The 100 B.C. murals at San Bartolo, one 30 feet long, were found in a pyramid chamber below 50 feet of rubble. Dr. Saturno found the first painting when he ducked into a trench for shade and saw the face of a maize god on the north wall. It took two years of careful digging to expose the entire chamber.
Examining the painting on the west wall, scholars recognized figures and mythic scenes common to much later Maya art. It was the traditional Maya depiction of creation as it has been described in manuscripts some 13 centuries later. The world is supported by trees with roots running into the underworld and branches hold the sky. The trees represent the four corners of the world and water, earth, sky and paradise.

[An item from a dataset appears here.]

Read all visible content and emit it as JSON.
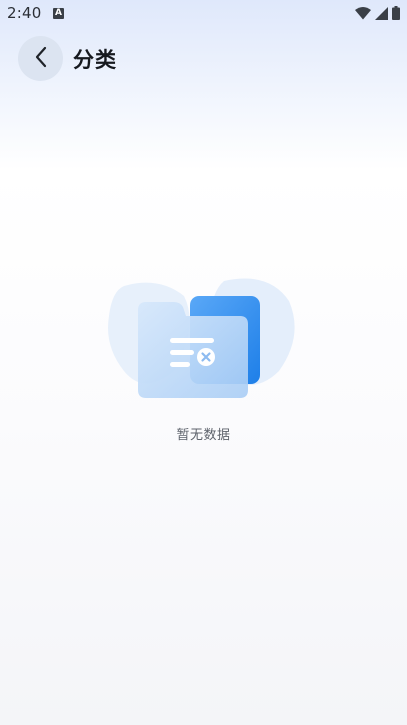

In the mural, the maize god is setting up the tree at the center of the world and crowning himself king. Scenes depict the god's birth, death and resurrection. Other deities make blood sacrifices at each tree.

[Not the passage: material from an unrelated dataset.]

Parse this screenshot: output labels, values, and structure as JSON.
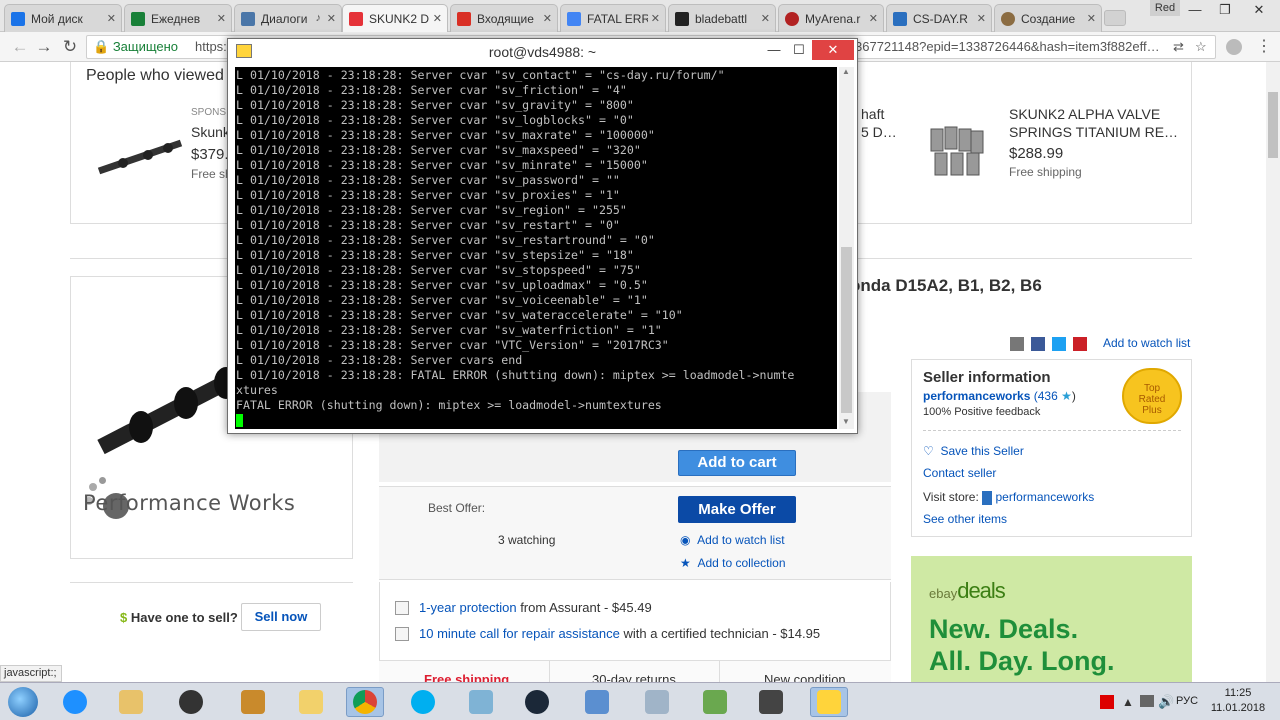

"Art speaks volumes, and we don't necessarily need the texts," said Dr. Guernsey, the art historian.
The San Bartolo art provided David Freidel, an archaeologist at Southern Methodist University, with insights for interpreting a discovery his team made earlier at Yaxuna in the Yucatán. Members uncovered a ceremonial structure that contained a cloverleaf pattern like a quatrefoil. Beneath, they found pottery, an ax and other artifacts from the late Preclassic period but in the style of the earlier Olmec civilization.
Dr. Freidel concluded that the Maya rulers at Yaxuna held ceremonies to connect their reign to the preceding Olmec culture, which faded away in the fifth century B.C.
Other recent digs have revealed stone monuments, altars and figurines at La Naranjo, near Guatemala City, that was occupied as early as 800 B.C. Naranjo, Dr. Stuart said, "is proving to be one of the most exciting excavations in the Maya area."
The chief excavator, Barbara Arroyo of the University of San Carlos in Guatemala, said Naranjo was an important ritual site near a water spring. The origin of the gods is associated with places where water flows.
In his autobiography, "Final Report," being published this month by Thames & Hudson, Dr. Coe, the Yale Mayanist, concluded: "The great age of Maya archaeology is far from over. In fact, it's just beginning."